If a rule can act on a packet, it does so. And if not, the packet is passed to the next rule in the chain. If the packet makes it all the way to the end of a chain without matching a condition, the default action for the chain is taken. We can take a look at these chains with the iptalbes -L command. Here at the top is the input chains which acts on packets coming into the system. And its default policy is DROP which ignores packets that don't match any of the rules provided. There's other chains here for FORWARD, in case the firewall is facilitating packet forwarding, like a router, and there's the OUTPUT chain for traffic leaving the system.
Those are the commonly used chains and the rest of these here are ones added by UFW for its various actions, rules applied before the regular iptables runs, rules applied after, and so on. Chains can refer to other chains which makes it possible, if a little complex, to build up really detailed rules, almost like programming the firewall rather than just giving it a flat list of rules. This layout is a helpful way of viewing what the firewall's doing. To edit the rules, we need to take a bit of a different approach.

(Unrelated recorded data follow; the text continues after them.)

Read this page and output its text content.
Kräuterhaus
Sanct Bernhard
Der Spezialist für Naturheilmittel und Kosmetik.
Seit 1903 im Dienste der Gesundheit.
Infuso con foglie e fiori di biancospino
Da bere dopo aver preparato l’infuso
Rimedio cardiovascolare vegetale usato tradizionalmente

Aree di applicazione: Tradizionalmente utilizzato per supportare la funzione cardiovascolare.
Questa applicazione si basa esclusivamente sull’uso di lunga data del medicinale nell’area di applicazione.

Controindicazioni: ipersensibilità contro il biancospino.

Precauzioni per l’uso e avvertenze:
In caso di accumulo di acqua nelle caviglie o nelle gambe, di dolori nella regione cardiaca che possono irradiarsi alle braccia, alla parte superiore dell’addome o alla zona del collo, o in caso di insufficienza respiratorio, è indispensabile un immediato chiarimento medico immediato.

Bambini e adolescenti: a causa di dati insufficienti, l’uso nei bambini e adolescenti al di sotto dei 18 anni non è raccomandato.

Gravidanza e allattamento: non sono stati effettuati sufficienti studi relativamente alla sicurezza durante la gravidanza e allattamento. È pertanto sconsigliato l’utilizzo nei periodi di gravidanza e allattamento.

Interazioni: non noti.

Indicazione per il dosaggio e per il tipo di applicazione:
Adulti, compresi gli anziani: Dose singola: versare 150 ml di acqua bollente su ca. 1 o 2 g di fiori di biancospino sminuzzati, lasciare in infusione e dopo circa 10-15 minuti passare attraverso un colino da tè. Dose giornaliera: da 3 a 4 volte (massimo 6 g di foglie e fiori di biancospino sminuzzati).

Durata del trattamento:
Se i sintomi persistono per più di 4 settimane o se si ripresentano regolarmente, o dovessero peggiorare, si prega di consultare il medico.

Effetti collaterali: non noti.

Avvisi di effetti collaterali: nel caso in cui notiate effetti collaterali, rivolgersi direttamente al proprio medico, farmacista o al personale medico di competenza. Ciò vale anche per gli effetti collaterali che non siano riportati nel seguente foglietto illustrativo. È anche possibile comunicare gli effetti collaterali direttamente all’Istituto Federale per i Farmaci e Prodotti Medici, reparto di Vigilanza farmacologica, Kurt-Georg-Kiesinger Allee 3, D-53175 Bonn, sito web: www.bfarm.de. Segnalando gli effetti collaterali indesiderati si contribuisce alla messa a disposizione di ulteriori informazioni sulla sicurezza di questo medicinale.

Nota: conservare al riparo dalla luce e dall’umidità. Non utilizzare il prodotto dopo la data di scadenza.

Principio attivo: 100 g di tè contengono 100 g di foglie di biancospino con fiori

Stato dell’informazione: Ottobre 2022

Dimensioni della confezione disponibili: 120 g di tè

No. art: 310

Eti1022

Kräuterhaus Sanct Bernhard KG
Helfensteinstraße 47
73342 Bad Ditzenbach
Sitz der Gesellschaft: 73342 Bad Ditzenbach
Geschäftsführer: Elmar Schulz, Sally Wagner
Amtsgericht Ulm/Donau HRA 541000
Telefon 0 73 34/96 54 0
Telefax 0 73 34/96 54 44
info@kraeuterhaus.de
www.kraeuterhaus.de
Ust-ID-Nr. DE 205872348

The whole set of chain definitions is treated as one object.
So, in order to make it change to rules, we need to export the entire set of information, make a change, and then reimport the whole set. We can dump the whole set of rules with the iptables-save command. That'll dump to the screen or you can redirect it to a file. Then we can edit that file. Notice that the syntax of the rules here is a little bit different than what we saw with the listing earlier. Here we define the name of the chains and then for each rule, we use -A to append a rule to a given chain with one rule on each line.
The rules each are targeted to a particular condition. For example, here, we're looking for a packet to be using the protocol tcp on a given destination port. And then, if the packet matches that, we tell the packet to jump to a particular chain or action. Scrolling down further here, I can see the rules that I added with UFW printed in iptables format. In this case, we're specifying the source using the protocol tcp and the destination port 22. And when a packet matches that, we're jumping to the ACCEPT action which allows the packet through the firewall to wherever it's trying to go.
We can also jump packets to DROP which ignores them, or REJECT which explicitly bounces the packet back to the sender. If I had made a change to the file, I would load it into the firewall with iptables-restore and the name of the file. On one hand, managing configurations like this makes it easy to keep a record of your firewall configuration and to keep it in source control if you need to track changes. But on the other hand, it's a little bit of work to make small changes. And for a lot of small tasks, that's why we have UFW. Keep in mind too that, while we need to allow access to remote management software through the local systems firewall, we'll also need to allow access through any upstream firewalls like the organization's firewall with the Internet.
Iptables rules can look a little cryptic but as you work with them more, they'll start to make more sense. We won't get into writing the rules here. I covered that in the network security course in this series. So take a look there for more of a look at composing rules. And be sure to check out the main page for iptables as well for a really detailed look at everything that's possible.